What do you do if the new kids are only nursing on one side? One side of her udder and teat still look full, but the other one looks milked, and that is the only one that I have seen them drinking out of. What should I do?


----------



## Laura Workman (May 10, 2002)

Milk out the side they're not using so the udder doesn't develop unevenly, and so that side is encouraged to produce milk. Do it twice a day. Eventually, if you have more than one kid, they'll use enough milk that just one side will leave them hungry, and they'll learn to use the other side. 

After you start separating them from their dam at night so you can milk in the mornings, things will get a lot easier. I do this between three days and a week after kidding. Don't leave any milk for them for "breakfast" and they'll have to use both teats in small sips throughout the morning to earn their breakfast. (Also, if you don't leave milk in the udder, they'll figure that out and be less likely to beat up on your doe competing for those few swallows you've left. Hope that makes sense.)

By the way, separating the kids is MUCH easier on all parties concerned if you can arrange to have the kids where the doe can see and smell them, and they her, but they can't nurse, such as behind a non-solid fence or panel. I built my kid pen with a slatted area of wall adjoining the doe pen for that reason.


----------



## goatkid (Nov 20, 2005)

If the doe has more than one kid, I show the babies the full side and encourage them to nurse. If they don't, I milk out the full side. If this is colostrum. I put it in a bottle with the doe's name on it and freeze it. If it is milk, I pasteurize it and feed it to my bottle babies. One year, I had a doe who only had one kid, and that kid nursed only one side. I had another doe who had triplets. I pulled one of the kids off. She refused to drink the bottle, so I put the doe with the single on the stand and let the baby nurse her full side. She eventually would just stand on the floor and feed the baby.


----------



## chamoisee (May 15, 2005)

If the doe has big teats, you might need to empty the full side enough to make it easy for them to latch onto, and then empty the favorite side completely, every last drop! This is most effective if they've been away from her overnight or even a few hours. 
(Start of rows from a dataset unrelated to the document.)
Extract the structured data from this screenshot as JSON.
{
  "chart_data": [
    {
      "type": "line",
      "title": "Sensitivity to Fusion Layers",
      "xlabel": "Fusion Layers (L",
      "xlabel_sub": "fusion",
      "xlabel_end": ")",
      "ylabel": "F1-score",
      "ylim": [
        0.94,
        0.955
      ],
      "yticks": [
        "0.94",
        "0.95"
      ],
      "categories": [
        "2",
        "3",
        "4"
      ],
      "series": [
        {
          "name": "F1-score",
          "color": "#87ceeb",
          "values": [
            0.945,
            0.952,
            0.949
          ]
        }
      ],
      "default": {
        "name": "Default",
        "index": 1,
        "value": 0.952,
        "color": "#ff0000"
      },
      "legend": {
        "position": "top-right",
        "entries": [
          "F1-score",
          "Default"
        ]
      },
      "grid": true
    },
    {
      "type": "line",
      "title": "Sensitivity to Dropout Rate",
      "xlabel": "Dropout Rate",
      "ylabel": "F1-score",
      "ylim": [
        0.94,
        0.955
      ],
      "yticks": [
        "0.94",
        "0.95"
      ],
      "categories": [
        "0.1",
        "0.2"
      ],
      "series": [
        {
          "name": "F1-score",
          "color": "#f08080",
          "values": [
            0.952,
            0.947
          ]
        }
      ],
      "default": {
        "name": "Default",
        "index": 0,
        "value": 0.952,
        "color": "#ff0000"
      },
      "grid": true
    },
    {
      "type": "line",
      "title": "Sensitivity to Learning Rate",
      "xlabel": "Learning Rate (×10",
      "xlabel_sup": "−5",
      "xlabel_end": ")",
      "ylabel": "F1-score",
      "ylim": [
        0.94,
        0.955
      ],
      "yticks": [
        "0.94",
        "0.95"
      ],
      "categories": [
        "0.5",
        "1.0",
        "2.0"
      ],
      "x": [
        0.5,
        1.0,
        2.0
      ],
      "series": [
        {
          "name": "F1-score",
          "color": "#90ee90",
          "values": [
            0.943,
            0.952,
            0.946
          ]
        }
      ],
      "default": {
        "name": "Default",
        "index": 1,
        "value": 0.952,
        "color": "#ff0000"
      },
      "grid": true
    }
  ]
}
I like to make them nurse off of both sides the first day they are born, but even then they sometimes do develop a preference for one side over the other.


----------



## Goat Freak (Jul 6, 2005)

We had the same problem with some of our single babies last year, and the easiest thing to do in my opinion is just to milk the full side out twice every day until the baby/babies get hungrey enough to use both. Good luck with your little ones, bye.


----------



## dosthouhavemilk (Oct 29, 2004)

We deal with this with Danielle, a coming seven year old. Her left teat is always larger than the right and harder for the kids to latch onto. I milk out that side once or twice a day until the kids start nursing from it. It gets to large around for the kids to nurse it properly but as they get older it isn't a problem. It is fun for me and she seems to enjoy the extra attention.
We had one doe whose teats were very bulbous. She couldn't nurse her first set of twins (we had to bottle raise them). She could only nurse one of her triplets the net year we bottle fed the other two but she still raised the kids, just couldn't feed them. She was sold the next year because dad said everything on this side of the fence (out) goes, everything in there (inside) stays.....


----------